Revealing quantum statistics with a pair of distant atoms

An international team of researchers has proposed a new way to make atoms or ions indistinguishable by swapping their positions. These particles are then expected to exhibit exotic properties. The study involved physicists from the University of Bonn, the Austrian Academy of Sciences, and the University of California. The work has now been published in Physical Review Letters.

Imagine that you are playing the game of "Find the Lady"– in fact, a very simple version of it: The croupier is no hardened con artist, but rather a thoroughly honest woman. And on the table in front of her are just two cups, not three. These are made from black plastic and look so much alike that – try as you might – you cannot distinguish one from the other.

The croupier moves both cups backward and forward. Her moves are very fast and dexterous. Nevertheless, with a little concentration, you manage to follow her moves. At the end, you can correctly state which of the cups was originally on the left and which on the right.

But what would happen if you close your eyes when the cups are being moved? In this case, you can only guess. After all, to you, both cups look completely identical. Of course, they aren't really so—cup 1 remains cup 1, no matter how often it changes places with cup 2.
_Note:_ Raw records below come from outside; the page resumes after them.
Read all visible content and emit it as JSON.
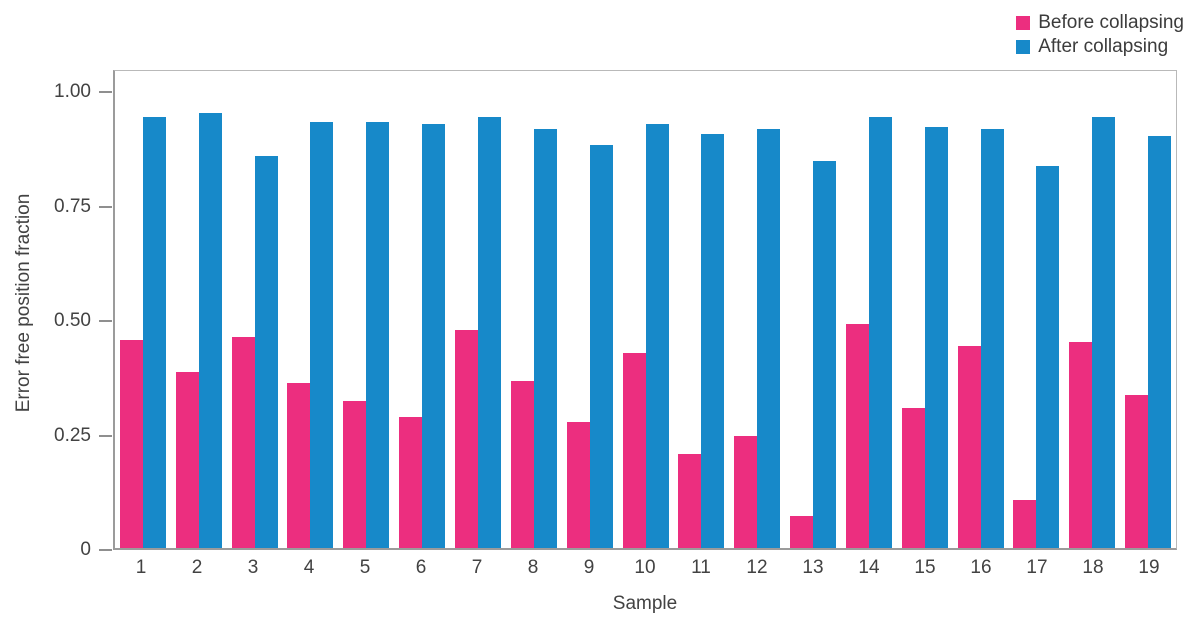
{
  "chart_data": {
    "type": "bar",
    "title": "",
    "categories": [
      "1",
      "2",
      "3",
      "4",
      "5",
      "6",
      "7",
      "8",
      "9",
      "10",
      "11",
      "12",
      "13",
      "14",
      "15",
      "16",
      "17",
      "18",
      "19"
    ],
    "series": [
      {
        "name": "Before collapsing",
        "color": "#ec2e7f",
        "values": [
          0.455,
          0.385,
          0.46,
          0.36,
          0.32,
          0.285,
          0.475,
          0.365,
          0.275,
          0.425,
          0.205,
          0.245,
          0.07,
          0.49,
          0.305,
          0.44,
          0.105,
          0.45,
          0.335
        ]
      },
      {
        "name": "After collapsing",
        "color": "#1789c9",
        "values": [
          0.94,
          0.95,
          0.855,
          0.93,
          0.93,
          0.925,
          0.94,
          0.915,
          0.88,
          0.925,
          0.905,
          0.915,
          0.845,
          0.94,
          0.92,
          0.915,
          0.835,
          0.94,
          0.9
        ]
      }
    ],
    "xlabel": "Sample",
    "ylabel": "Error free position fraction",
    "yticks": [
      {
        "label": "0",
        "value": 0
      },
      {
        "label": "0.25",
        "value": 0.25
      },
      {
        "label": "0.50",
        "value": 0.5
      },
      {
        "label": "0.75",
        "value": 0.75
      },
      {
        "label": "1.00",
        "value": 1.0
      }
    ],
    "ylim": [
      0,
      1.048
    ],
    "grid": false,
    "legend_position": "top-right",
    "axis_color": "#9b9b9b",
    "text_color": "#424242"
  }
}
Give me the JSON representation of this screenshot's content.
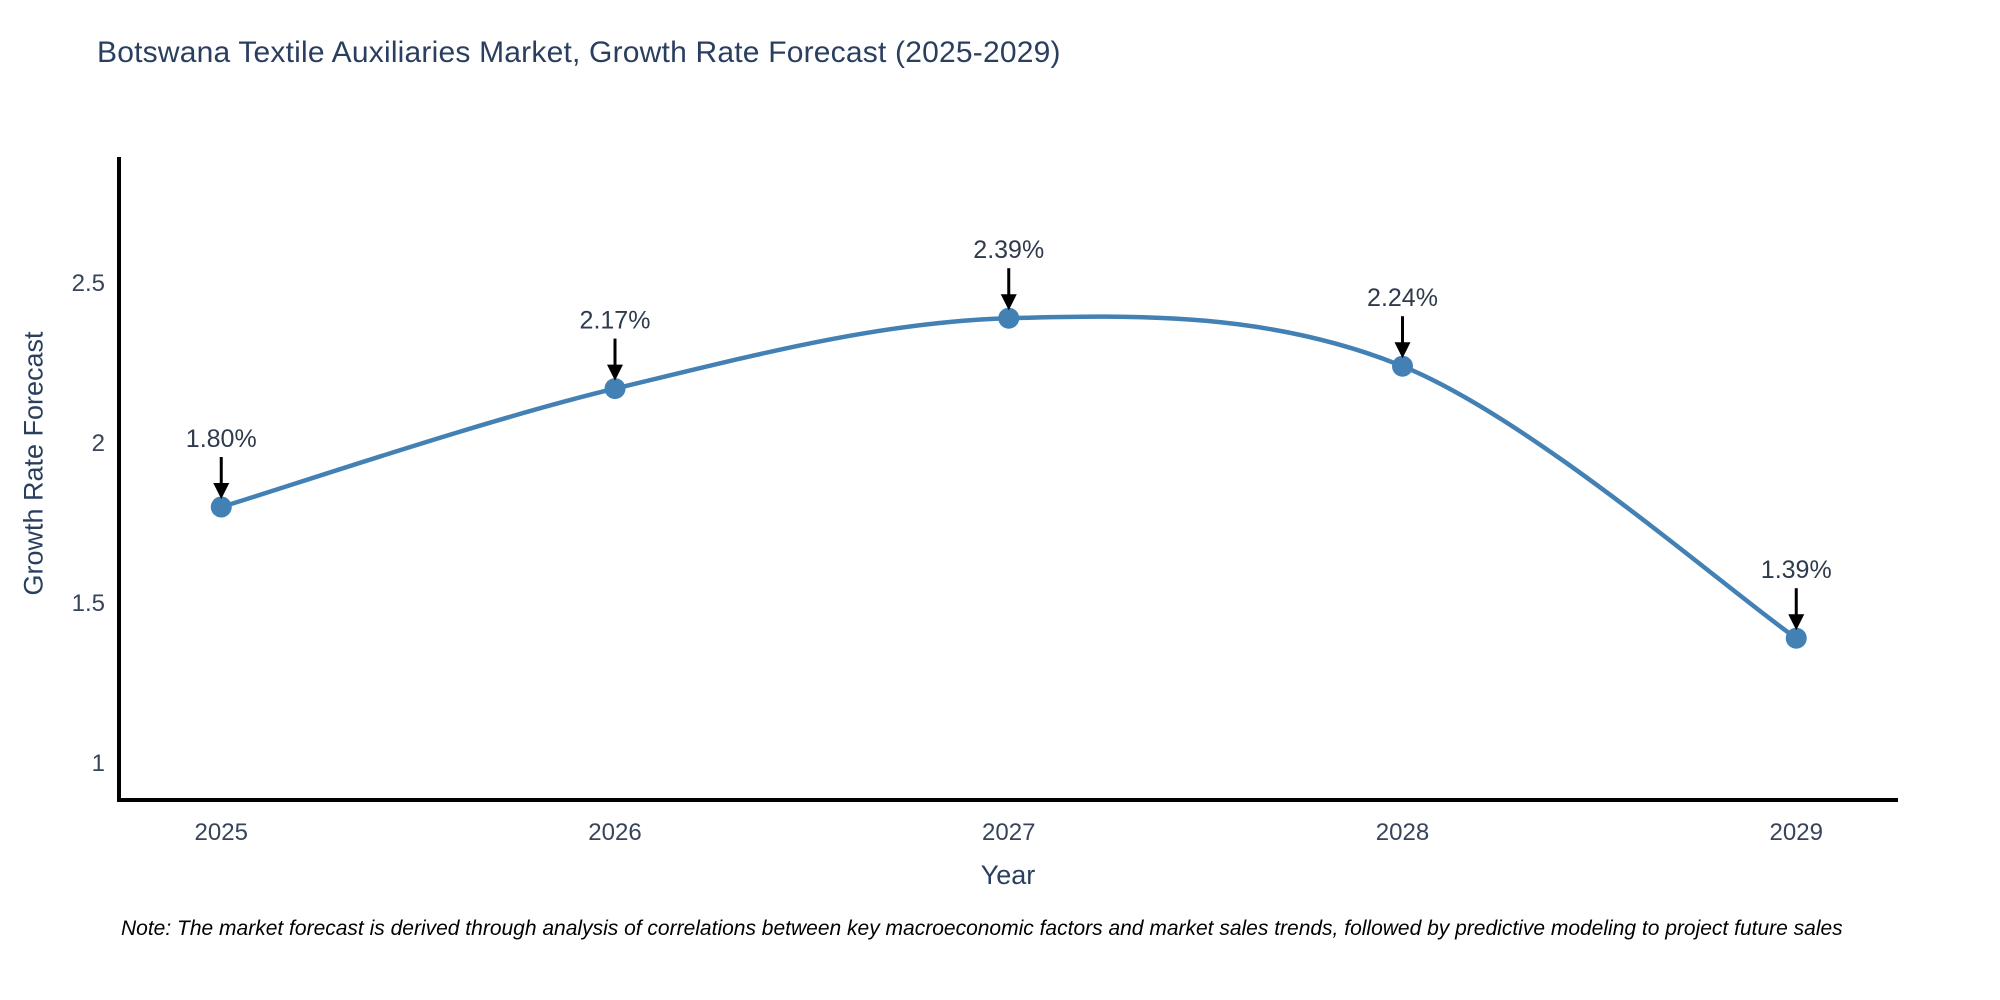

However, in the world of the smallest things, experiments can be performed in which the thing of identity is not that clear. Playing a game such as "Find the Lady" in the quantum world has now been proposed by physicists at the Institute of Applied Physics (IAP) of the University of Bonn together with their colleagues from Austria and the USA.

In different places at the same time

In the quantum world, the cups are replaced by two atoms that are exactly in the same atomic state. "Such atoms can be produced in specialized laboratories with state-of-the-art techniques," explains Prof. Dieter Meschede from the IAP. "They are actually completely the same and only differ due to the position at which they are located."

When you play "Find the Lady" in the world of atoms, you have some extra freedom. For instance, researchers can count on the quantum mechanical phenomenon according to which particles can be in two different places at the same time. By cleverly using this phenomenon, atom 1 and 2 can, with a certain amount of luck, swap places without anyone noticing.

In other words: at the end of the quantum manipulation, the observer has no way to say – as a matter of principle – whether atom 1 is actually still atom 1 or whether it has been swapped with atom 2. For standard cups, it would still be possible to tell them apart reliably using their tiniest differences such as a microscopically small dent. This is not the case for identically prepared atoms; they are exactly the same. "At the end of the experiment, it is thus no longer possible – in whatever form – to identify which of the two atoms is number 1 and which is number 2," explains Dr. Andrea Alberti from the IAP.

This also has philosophical implications. The German philosopher Gottfried Wilhelm Leibniz (1646–1716) is credited with the assertion that two objects are identical when no differences can be discerned between them. Following Leibniz's logic, the switched atoms must have then lost part of their individuality: they are two, yet they are somehow one.

Astoundingly, both of them are also 'connected' to each other after switching places: certain properties of both particles such as the spin – the direction of rotation of an atom – depend upon both particles. If you observe the spin orientation of atom 1, then you will immediately know the spin orientation of atom 2 – even without directly observing it. "It is as if you throw two coins independently of each other," explains Andrea Alberti. "If one coin shows heads, then this must also be the case for the other." Physicists talk of 'entanglement."

The IAP researchers are currently working on putting their theoretical proposal into practice. The experiment can also be performed in a modified form with other particles such as ions – a route that the colleagues at the Institute for Quantum Optics and Quantum Information in Innsbruck of the Austrian Academy of Sciences want to take. "We expect from these studies, in which we control with high precision exactly two quantum particles, new findings on the fundamental quantum mechanical exchange principle," hopes Alberti.